“I’ve heard you say so. How much does she weigh?”

“Well, I guess close to three hundred, John. If she was taller, it wouldn’t show so much on her––she can walk under my arm. But it’s surprisin’ how that woman can git around after them sheep!”

Dad added this hopefully, as if bound to append some redeeming trait to all her physical defects.

“How many does she own?”

“About four thousand. Not much of a band, but a lot more than I ever could lay claim to. She’s got a twelve-thousand acre ranch, owns every foot of it, more than half of it under fence. What do you think of that? Under fence! Runs them sheep right inside of that bull-wire fence, John, where no wolf can’t git at ’em. There ain’t no bears down in that part of the country. Safe? Safer’n money in the bank, and no expense of hirin’ a man to run ’em.”

“It looks like you’ve landed on a feather bed, Dad.”

“Ain’t I? What does a man care about a little 175 hobble, or one eye, or a little chunk of fat, when he can step into a layout like that?”

“Why didn’t you lead her up to the hitching-rack while you were there? Somebody else is likely to pick your plum while your back’s turned.”

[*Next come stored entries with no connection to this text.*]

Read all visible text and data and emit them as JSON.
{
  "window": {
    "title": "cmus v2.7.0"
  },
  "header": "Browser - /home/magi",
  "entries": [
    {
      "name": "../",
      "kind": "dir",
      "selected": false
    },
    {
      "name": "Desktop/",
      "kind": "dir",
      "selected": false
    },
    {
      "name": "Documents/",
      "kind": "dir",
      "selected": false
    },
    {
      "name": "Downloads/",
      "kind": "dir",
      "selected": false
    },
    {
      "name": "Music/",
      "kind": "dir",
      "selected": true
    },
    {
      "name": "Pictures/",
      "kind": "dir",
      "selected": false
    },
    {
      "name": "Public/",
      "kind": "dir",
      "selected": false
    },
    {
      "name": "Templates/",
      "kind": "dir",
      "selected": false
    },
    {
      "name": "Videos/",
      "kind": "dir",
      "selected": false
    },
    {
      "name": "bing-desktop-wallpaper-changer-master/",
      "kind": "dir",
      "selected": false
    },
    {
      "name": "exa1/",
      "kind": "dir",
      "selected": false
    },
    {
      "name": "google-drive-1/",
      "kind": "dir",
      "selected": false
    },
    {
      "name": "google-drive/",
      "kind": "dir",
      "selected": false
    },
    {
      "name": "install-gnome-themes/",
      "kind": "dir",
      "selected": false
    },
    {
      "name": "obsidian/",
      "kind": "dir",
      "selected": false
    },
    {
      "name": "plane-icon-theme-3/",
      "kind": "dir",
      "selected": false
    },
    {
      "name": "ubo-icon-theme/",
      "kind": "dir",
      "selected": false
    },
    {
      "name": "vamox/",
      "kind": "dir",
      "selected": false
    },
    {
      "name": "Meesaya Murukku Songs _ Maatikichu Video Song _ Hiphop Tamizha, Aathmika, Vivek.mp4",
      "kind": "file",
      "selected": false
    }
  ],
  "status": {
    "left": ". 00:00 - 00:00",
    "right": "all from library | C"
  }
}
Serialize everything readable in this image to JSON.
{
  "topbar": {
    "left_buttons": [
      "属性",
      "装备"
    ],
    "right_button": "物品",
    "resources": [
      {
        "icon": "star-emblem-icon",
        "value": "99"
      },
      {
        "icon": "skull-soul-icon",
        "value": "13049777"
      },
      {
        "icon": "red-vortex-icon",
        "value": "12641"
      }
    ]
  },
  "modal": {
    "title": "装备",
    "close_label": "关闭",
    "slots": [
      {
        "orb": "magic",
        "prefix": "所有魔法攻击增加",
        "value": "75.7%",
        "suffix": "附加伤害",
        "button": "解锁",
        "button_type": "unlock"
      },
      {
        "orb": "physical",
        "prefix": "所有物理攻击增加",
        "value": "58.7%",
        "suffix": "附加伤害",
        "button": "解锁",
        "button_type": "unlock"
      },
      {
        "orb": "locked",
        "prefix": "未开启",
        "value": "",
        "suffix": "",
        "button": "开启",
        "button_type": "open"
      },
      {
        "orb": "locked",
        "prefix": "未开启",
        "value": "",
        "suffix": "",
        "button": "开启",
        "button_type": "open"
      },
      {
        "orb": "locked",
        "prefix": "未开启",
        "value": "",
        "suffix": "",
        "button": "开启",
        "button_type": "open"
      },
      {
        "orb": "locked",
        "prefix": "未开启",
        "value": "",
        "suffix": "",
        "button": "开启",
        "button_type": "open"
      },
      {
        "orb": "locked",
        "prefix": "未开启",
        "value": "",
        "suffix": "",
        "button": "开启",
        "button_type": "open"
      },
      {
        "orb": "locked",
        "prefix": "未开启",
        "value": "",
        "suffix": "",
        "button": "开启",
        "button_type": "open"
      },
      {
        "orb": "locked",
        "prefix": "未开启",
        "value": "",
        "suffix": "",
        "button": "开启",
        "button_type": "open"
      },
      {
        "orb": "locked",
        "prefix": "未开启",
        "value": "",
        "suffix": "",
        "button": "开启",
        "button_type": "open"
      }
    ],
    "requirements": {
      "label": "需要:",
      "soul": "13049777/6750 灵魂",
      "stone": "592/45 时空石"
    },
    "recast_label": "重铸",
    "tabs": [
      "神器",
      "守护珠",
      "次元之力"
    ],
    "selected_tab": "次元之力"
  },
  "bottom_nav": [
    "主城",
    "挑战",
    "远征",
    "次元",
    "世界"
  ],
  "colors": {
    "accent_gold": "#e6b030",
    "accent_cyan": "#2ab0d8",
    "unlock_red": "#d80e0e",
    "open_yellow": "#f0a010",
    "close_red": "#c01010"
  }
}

“No, I don’t reckon. She’s been on the tree quite a spell; she ain’t the kind you young fellers want, and the old ones is most generally married off or in the soldiers’ home. Well, she’s got a little cross of Indian and Mexican in her, anyway; that kind of keeps ’em away, you know.”

It was no trouble to frame a mental picture of Dad’s inamorata. Black, squat, squint; a forehead a finger deep, a voice that would carry a mile. Mackenzie had seen that cross of Mexican and Indian blood, with a dash of debased white. They were not the kind that attracted men outside their own mixed breed, but he hadn’t a doubt that this one was plenty good enough, and handsome enough, for Dad.